Michel Sourrouille : L’émergence des Lumières ne veut pas dire acceptation d’une technique industrielle toute puissante ! Pour en revenir aux OGM,  la déclaration de Bogève qui définissait la position du Sud en 1987, montrait que la biotechnologie est inextricablement liée à la société dont elle est issue : « Comme celle-ci est injuste, la nouvelle technologie servira plus probablement les intérêts des riches et des puissants que les besoins des pauvres. Elle accroîtra probablement les inégalités au sein de la population paysanne, aggravera l’érosion de l’érosion génétique, minera les écosystèmes, accroîtra la dépendance des paysans et la concentration du pouvoir de l’industrie agroalimentaire internationale. (Hervé Kempf in La guerre secrète des OGM)  » Est-ce un oukase que de constater cela ?

Alain, tu es généticien et membre fondateur de l’AFBV (Association des Biotechnologies végétales). Les membres de cette association sont pour la plupart liés à des firmes comme Monsanto, Rhône Poulenc ou Nestlé… autant dire que l’on est en plein conflits d’intérêts. Je crois que tu es au-delà de cette compromission, mais comment échapper à une auto-intoxication induite par sa propre spécialisation ? On peut être trompé par soi-même, et il est alors difficile de s’en apercevoir.

Alain Deshayes : Là tu m’irrites profondément. L’AFBV regroupe des personnes  d’origines diverses, et, parce qu’il s’agit de « technologie », donc d’application et donc d’industrialisation, un certain nombre d’entre elles viennent de l’industrie. Est-ce pour autant que toutes ces personnes défendent des intérêts ? Est-ce pour autant qu’elles pensent toutes de la même façon ? Est-ce pour autant qu’il n’y a pas débat entre elles ? Est-ce pour autant que toutes ces personnes sont incapables de réflexion sur notre société? L’AFBV est l’expression du raz le bol vis à vis des politiques scientifiques et technologiques qui conduisent à marginaliser dans certains domaines notre pays, et l’Europe.

Michel Sourrouille : Esprit d’animosité de ta part ? Non, je te connais, tu sais aussi affirmer : « Ne recommençons surtout pas les erreurs que nous avons commises avec le nucléaire. Ne ratons pas, cette fois-ci, le dialogue science-société. (Hervé Kempf in La guerre secrète des OGM p.103)  » Mais il te faut reconnaître que l’AFBV est une machine de guerre contre ses opposants.

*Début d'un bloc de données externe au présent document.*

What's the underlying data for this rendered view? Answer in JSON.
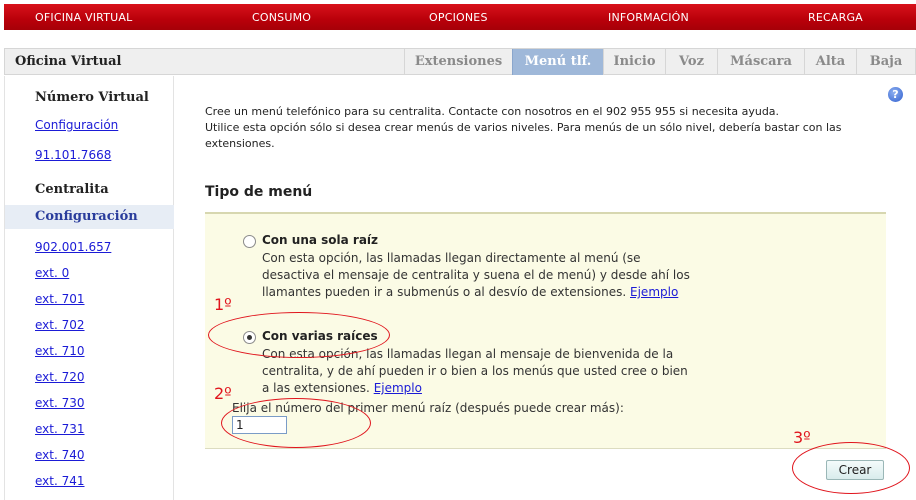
{
  "topnav": {
    "items": [
      "OFICINA VIRTUAL",
      "CONSUMO",
      "OPCIONES",
      "INFORMACIÓN",
      "RECARGA"
    ]
  },
  "titlebar": {
    "title": "Oficina Virtual",
    "tabs": [
      "Extensiones",
      "Menú tlf.",
      "Inicio",
      "Voz",
      "Máscara",
      "Alta",
      "Baja"
    ],
    "active_tab": "Menú tlf."
  },
  "sidebar": {
    "section1_title": "Número Virtual",
    "section1_links": [
      "Configuración",
      "91.101.7668"
    ],
    "section2_title": "Centralita",
    "selected_item": "Configuración",
    "section2_links": [
      "902.001.657",
      "ext. 0",
      "ext. 701",
      "ext. 702",
      "ext. 710",
      "ext. 720",
      "ext. 730",
      "ext. 731",
      "ext. 740",
      "ext. 741"
    ]
  },
  "main": {
    "help_icon": "?",
    "intro_line1": "Cree un menú telefónico para su centralita. Contacte con nosotros en el 902 955 955 si necesita ayuda.",
    "intro_line2": "Utilice esta opción sólo si desea crear menús de varios niveles. Para menús de un sólo nivel, debería bastar con las extensiones.",
    "section_title": "Tipo de menú",
    "option1": {
      "title": "Con una sola raíz",
      "desc": "Con esta opción, las llamadas llegan directamente al menú (se desactiva el mensaje de centralita y suena el de menú) y desde ahí los llamantes pueden ir a submenús o al desvío de extensiones.",
      "link": "Ejemplo",
      "checked": false
    },
    "option2": {
      "title": "Con varias raíces",
      "desc": "Con esta opción, las llamadas llegan al mensaje de bienvenida de la centralita, y de ahí pueden ir o bien a los menús que usted cree o bien a las extensiones.",
      "link": "Ejemplo",
      "checked": true
    },
    "field_label": "Elija el número del primer menú raíz (después puede crear más):",
    "field_value": "1",
    "create_button": "Crear"
  },
  "annotations": [
    "1º",
    "2º",
    "3º"
  ],
  "colors": {
    "topnav_red": "#b9000a",
    "active_tab": "#9fb8d9",
    "link_blue": "#1b1bd6",
    "panel_bg": "#fbfbe5",
    "annotation_red": "#e0151d"
  }
}
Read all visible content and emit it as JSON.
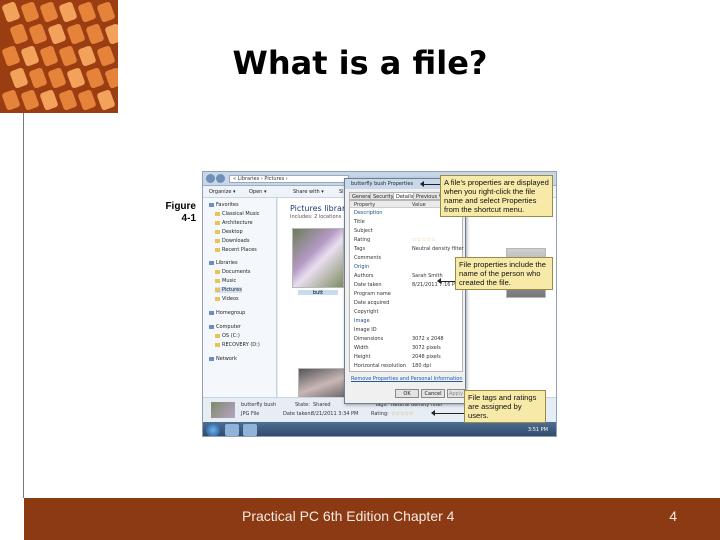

Alain Deshayes : Pas une machine de guerre, une machine à rectifier  les approximations et les mensonges de certains, mais aussi un outil pour promouvoir les biotechnologies végétales.

Michel Sourrouille : l’outil de promotion risque d’étouffer la recherche de la vérité ; à plusieurs reprises l’AFBV avait cherché à jeter le discrédit sur les travaux de G.E. Séralini… Le tribunal de Paris a condamné l’AFBV le 18 janvier 2011.

Alain Deshayes : C’est une manière de voir ! Nos accusations  à l’égard de GES ne sont nullement condamnées: le seul des 8 termes de la plainte de GES qui a été retenu comme diffamatoire  contre l’AFBV est celui qui concerne l’accusation de dépendance à l’égard de Greenpeace! Et donc aucune de  nos critiques sur les travaux de GES n’ont été retenues contre nous.

Michel Sourrouille : Cherchons le compromis, nous sommes tous écologistes. En effet, nous devons veiller collectivement à la bonne marche de notre maison commune, la Terre. Quel est le compromis qui pourrait nous rassembler autour de cet objectif de bonne gestion ? Il faudrait savoir déterminer ensemble les limites de la science appliquée, car toutes les techniques ne favorisent pas une société harmonieuse.

Par exemple la recherche OGM en milieu fermé peut ouvrir des perspectives. Tu avais reconnu que « rien n’a été fait en matière de risque de dissémination. Les industriels ne voulaient pas le faire, et la recherche publique n’y a pas vu d’intérêt suffisant » (Hervé Kempf in La guerre secrète des OGM p.96). Pourtant l’AFBV a demandé récemment aux pouvoirs publics de permettre l’expérimentation aux champs.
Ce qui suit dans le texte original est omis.